I also maintained my tradition of throwing a Thanksgiving dinner outside the USA this year, bringing my new Mexican girlfriends into the mix, and teaching them about one of my favourite American holidays. We cooked and ate at my good friend Ammal’s house, and had a wonderful time. I forgot to account for the super high elevation here and how that affects cooking time, so we ended up eating really late, but they were good sports and absolutely loved the turkey, stuffing, potatoes and pie I made. And they all pitched in with veggie dishes, breads, snacks, and drinks as well. It was a great Thanksgiving!

Mmmm Thanksgiving! 

Ammal, me, Gloria, Renée and Marcé

December was full of me trying to get as much work done as possible before leaving for the US for three weeks in California and Seattle, seeing friends and family and celebrating Christmas and New Year. It was a lovely trip, although I felt a bit guilty being gone from Mexico so long and not practicing my Spanish…whoops! My Spanish IS much better, but far from perfect. I think I would need to live here for years to get there, so hopefully in the future I can return to a Spanish speaking country for more time!
Barnes Family Cousins Day of Fun in Newport Beach! 

New Years in Seattle With Auntie Marla and Auntie Hallie

January included the visit of my family from California. I showed them all around Mexico City, and then we went to Guadalajara to visit the family there and tour around a bit.
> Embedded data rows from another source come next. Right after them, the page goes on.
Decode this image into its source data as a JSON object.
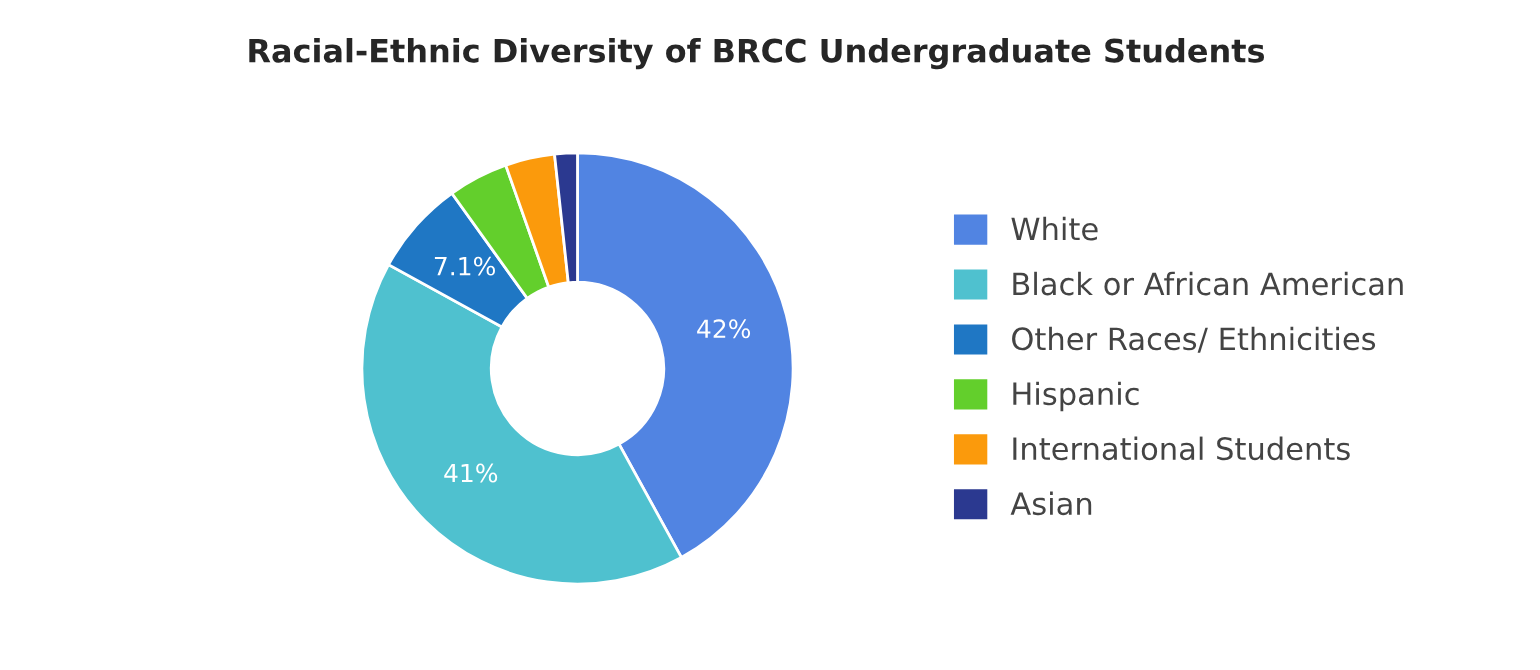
{
  "chart_data": {
    "type": "donut",
    "title": "Racial-Ethnic Diversity of BRCC Undergraduate Students",
    "categories": [
      "White",
      "Black or African American",
      "Other Races/ Ethnicities",
      "Hispanic",
      "International Students",
      "Asian"
    ],
    "values": [
      42,
      41,
      7.1,
      4.5,
      3.7,
      1.7
    ],
    "colors": [
      "#5184e2",
      "#4fc1cf",
      "#1f77c4",
      "#63cf2c",
      "#fb9a0c",
      "#2b3990"
    ],
    "value_labels": [
      "42%",
      "41%",
      "7.1%",
      null,
      null,
      null
    ],
    "legend": "right"
  }
}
It was a really fun trip, and I definitely got a lot of Spanish practice in being the translator for everyone! I am also working closely now with both Ernesto, the ‘Médico Naturista’ I met in August and another Naturista called Alfredo. They allow me to work with them in their consultations with patients, giving me access to some really good information for my thesis. This is great, and has really helped me focus my ideas into a rough thesis plan that I am using to plan out the rest of my time here because in January I also bought my plane tickets to leave! Eek! I leave Mexico in early April for California, spend a few days there, then I head to Edinburgh! Having a leaving date is both a blessing and a curse. It forces me to focus and really get as much work done as I can, and I am trying to soak up as much of Mexico and time with my friends as possible. But it also makes me think a LOT more about how soon I’ll be in Edinburgh, and there are some things here *cough crazy flatmate cough* that I can’t wait to leave behind!
Sigmund Family at the top of the Temple of the Sun in Teotihuacan

Uncle Pat, Derek, Me, Cindy, Jazmin, Aunt Queta, Dad, Mom and Jaclene in Guadalajara

So that kind of sums things up in a very general way. I’ll add more detail to a few interesting events as I go along, and more detail about life in Mexico in particular. I am so very sorry for being rubbish at writing in the last few years, but when you write for your ‘job’ everyday, it’s hard to then write anything else at the end of the day.

I hope you are all well and happy!

Until tomorrow!

Kim x
Angel of Avenida Reforma! 

*Just an FYI, I am studying a group of alternative healers in Mexico City called 'Médico Naturistas' who use natural medicine, trying to define what natural medicine means to them, and how they use it to treat patients.